Il existe un nouveau projet de loi du 31 juillet 2018 (DOC 54 3254/001 p. 27) sur la TVA optionnelle des loyers ; ce projet est à présent publié sur le site www.lachambre.be.

Une des conditions d’assujettissement optionnel des loyers à la TVA est que le bail porte sur un bien neuf.

Cela signifie que l’option ne peut être exercée que pour des baux sur des bâtiments pour lesquels les taxes grevant les travaux immobiliers, qui concourent spécifiquement à l’érection de ces bâtiments, sont exigibles pour la première fois au plus tôt le 1er  octobre 2018.

L’article 19, § 2, in fine du Code TVA définit les travaux immobiliers comme « … tout travail de construction, de transformation, d’achèvement, d’aménagement, de réparation, d’entretien, de nettoyage et de démolition de tout ou partie d’un immeuble par nature, ainsi que toute opération comportant à la fois la fourniture d’un bien meuble et son placement dans un immeuble en manière telle que ce bien meuble devienne immeuble par nature. »

Cette règle relative à l’application dans le temps du nouveau régime tient compte des points 9  et 11  de l’avis du Conseil d’État n° 63.256/3 du 17 mai 2018.
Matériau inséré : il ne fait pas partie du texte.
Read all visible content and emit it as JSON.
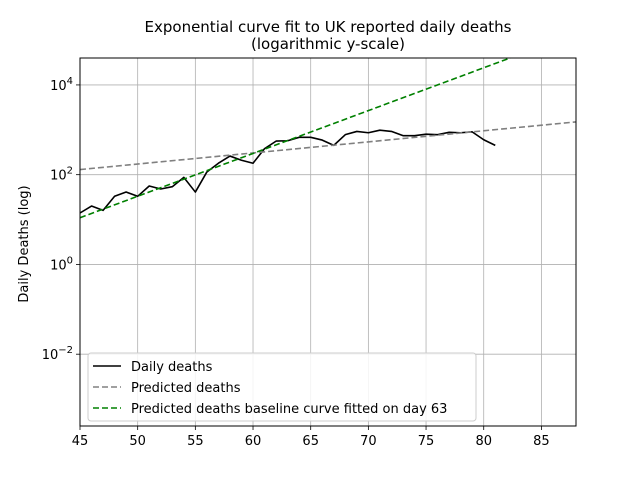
{
  "chart_data": {
    "type": "line",
    "title": "Exponential curve fit to UK reported daily deaths",
    "subtitle": "(logarithmic y-scale)",
    "xlabel": "",
    "ylabel": "Daily Deaths (log)",
    "xlim": [
      45,
      88
    ],
    "ylim_log10": [
      -3.6,
      4.6
    ],
    "yscale": "log",
    "grid": true,
    "legend_position": "lower-left",
    "x_ticks": [
      45,
      50,
      55,
      60,
      65,
      70,
      75,
      80,
      85
    ],
    "x_tick_labels": [
      "45",
      "50",
      "55",
      "60",
      "65",
      "70",
      "75",
      "80",
      "85"
    ],
    "y_ticks_log10": [
      -2,
      0,
      2,
      4
    ],
    "y_tick_labels": [
      {
        "base": "10",
        "exp": "−2"
      },
      {
        "base": "10",
        "exp": "0"
      },
      {
        "base": "10",
        "exp": "2"
      },
      {
        "base": "10",
        "exp": "4"
      }
    ],
    "series": [
      {
        "name": "Daily deaths",
        "color": "#000000",
        "style": "solid",
        "x": [
          45,
          46,
          47,
          48,
          49,
          50,
          51,
          52,
          53,
          54,
          55,
          56,
          57,
          58,
          59,
          60,
          61,
          62,
          63,
          64,
          65,
          66,
          67,
          68,
          69,
          70,
          71,
          72,
          73,
          74,
          75,
          76,
          77,
          78,
          79,
          80,
          81
        ],
        "y": [
          14,
          20,
          16,
          33,
          41,
          33,
          56,
          48,
          54,
          87,
          41,
          115,
          180,
          260,
          210,
          180,
          380,
          560,
          570,
          680,
          680,
          590,
          450,
          780,
          920,
          860,
          980,
          920,
          740,
          740,
          800,
          780,
          880,
          860,
          900,
          600,
          450
        ]
      },
      {
        "name": "Predicted deaths",
        "color": "#808080",
        "style": "dashed",
        "x": [
          45,
          88
        ],
        "y": [
          130,
          1500
        ]
      },
      {
        "name": "Predicted deaths baseline curve fitted on day 63",
        "color": "#008000",
        "style": "dashed",
        "x": [
          45,
          88
        ],
        "y": [
          11,
          140000
        ]
      }
    ]
  }
}
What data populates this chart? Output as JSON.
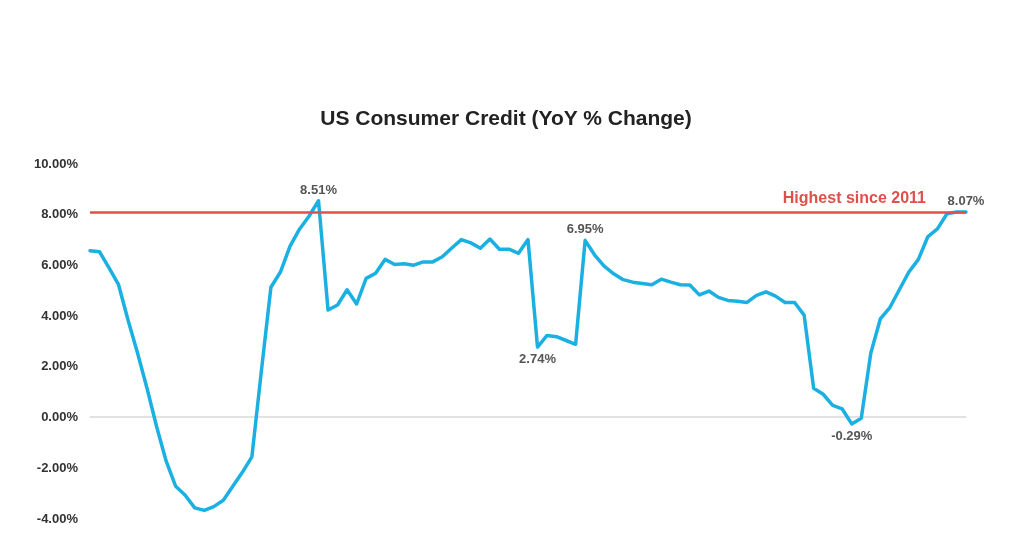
{
  "chart_data": {
    "type": "line",
    "title": "US Consumer Credit (YoY % Change)",
    "categories": [
      null,
      null,
      null,
      null,
      null,
      null,
      null,
      null,
      null,
      null,
      null,
      null,
      null,
      null,
      null,
      null,
      null,
      null,
      null,
      null,
      null,
      null,
      null,
      null,
      null,
      null,
      null,
      null,
      null,
      null,
      null,
      null,
      null,
      null,
      null,
      null,
      null,
      null,
      null,
      null,
      null,
      null,
      null,
      null,
      null,
      null,
      null,
      null,
      null,
      null,
      null,
      null,
      null,
      null,
      null,
      null,
      null,
      null,
      null,
      null,
      null,
      null,
      null,
      null,
      null,
      null,
      null,
      null,
      null,
      null,
      null,
      null,
      null,
      null,
      null,
      null,
      null,
      null,
      null,
      null,
      null,
      null,
      null,
      null,
      null,
      null,
      null,
      null,
      null,
      null,
      null,
      null,
      null
    ],
    "series": [
      {
        "color": "#1ab0e2",
        "values": [
          6.54,
          6.5,
          5.86,
          5.2,
          3.8,
          2.5,
          1.1,
          -0.4,
          -1.76,
          -2.75,
          -3.1,
          -3.6,
          -3.7,
          -3.55,
          -3.3,
          -2.75,
          -2.2,
          -1.59,
          1.8,
          5.1,
          5.7,
          6.71,
          7.39,
          7.9,
          8.51,
          4.2,
          4.4,
          5.0,
          4.44,
          5.45,
          5.65,
          6.2,
          6.0,
          6.03,
          5.97,
          6.1,
          6.1,
          6.3,
          6.65,
          6.98,
          6.85,
          6.64,
          7.0,
          6.6,
          6.6,
          6.44,
          6.98,
          2.74,
          3.2,
          3.15,
          3.0,
          2.85,
          6.95,
          6.37,
          5.93,
          5.63,
          5.4,
          5.3,
          5.25,
          5.2,
          5.42,
          5.3,
          5.2,
          5.19,
          4.8,
          4.95,
          4.7,
          4.58,
          4.55,
          4.5,
          4.78,
          4.92,
          4.75,
          4.5,
          4.5,
          4.0,
          1.12,
          0.88,
          0.44,
          0.3,
          -0.29,
          -0.07,
          2.5,
          3.85,
          4.3,
          5.0,
          5.7,
          6.2,
          7.1,
          7.4,
          8.0,
          8.07,
          8.07
        ],
        "value_labels": [
          null,
          null,
          null,
          null,
          null,
          null,
          null,
          null,
          null,
          null,
          null,
          null,
          null,
          null,
          null,
          null,
          null,
          null,
          null,
          null,
          null,
          null,
          null,
          null,
          "8.51%",
          null,
          null,
          null,
          null,
          null,
          null,
          null,
          null,
          null,
          null,
          null,
          null,
          null,
          null,
          null,
          null,
          null,
          null,
          null,
          null,
          null,
          null,
          "2.74%",
          null,
          null,
          null,
          null,
          "6.95%",
          null,
          null,
          null,
          null,
          null,
          null,
          null,
          null,
          null,
          null,
          null,
          null,
          null,
          null,
          null,
          null,
          null,
          null,
          null,
          null,
          null,
          null,
          null,
          null,
          null,
          null,
          null,
          "-0.29%",
          null,
          null,
          null,
          null,
          null,
          null,
          null,
          null,
          null,
          null,
          null,
          "8.07%"
        ]
      }
    ],
    "ylim": [
      -4,
      10
    ],
    "yticks": [
      {
        "value": -4,
        "label": "-4.00%"
      },
      {
        "value": -2,
        "label": "-2.00%"
      },
      {
        "value": 0,
        "label": "0.00%"
      },
      {
        "value": 2,
        "label": "2.00%"
      },
      {
        "value": 4,
        "label": "4.00%"
      },
      {
        "value": 6,
        "label": "6.00%"
      },
      {
        "value": 8,
        "label": "8.00%"
      },
      {
        "value": 10,
        "label": "10.00%"
      }
    ],
    "ref_lines": [
      {
        "axis": "y",
        "value": 8.07,
        "label": "Highest since 2011",
        "color": "#e0504a"
      }
    ],
    "grid": false,
    "marker": "none",
    "line_style": "solid",
    "tick_labels": "y"
  }
}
Sont par conséquent concrètement visés, les travaux immobiliers visant à ériger un nouveau bâtiment qui ont été réalisés après le 1er octobre 2018 ou, le cas échéant, même avant le 1er octobre 2018, mais pour lesquels aucune TVA n’est encore devenue exigible avant le 1er octobre 2018.

Les coûts liés à ces opérations comprennent exclusivement les frais de construction matériels proprement dits relatifs au bâtiment ou fraction de bâtiment.

Ne sont dès lors pas considérées comme des travaux immobiliers visant à ériger un bâtiment et ne sont par conséquent pas prises en compte, les opérations de nature intellectuelle, ou plus généralement parlant, de nature immatérielle.

Il s’agit notamment des opérations telles que les prestations des architectes et géomètres, les prestations des conseillers en prévention et sécurité, les études d’incidences préalables à la construction, l’achat de matériaux destinés à la construction ou encore la location de machines en vue de la construction.

Ne sont pas non plus considérés comme des travaux immobiliers visant à ériger le bâtiment même et ne sont par conséquent pas pris en compte, tous les travaux relatifs à la démolition préalable intégrale d’un bâtiment et tous les travaux relatifs au sol. Il s’agit notamment des travaux de sondage, d’assainissement, de terrassement ou de stabilisation du sol, tels que les travaux de recépage.

Sinon, il faut postposer toute facturation au 1er octobre prochain.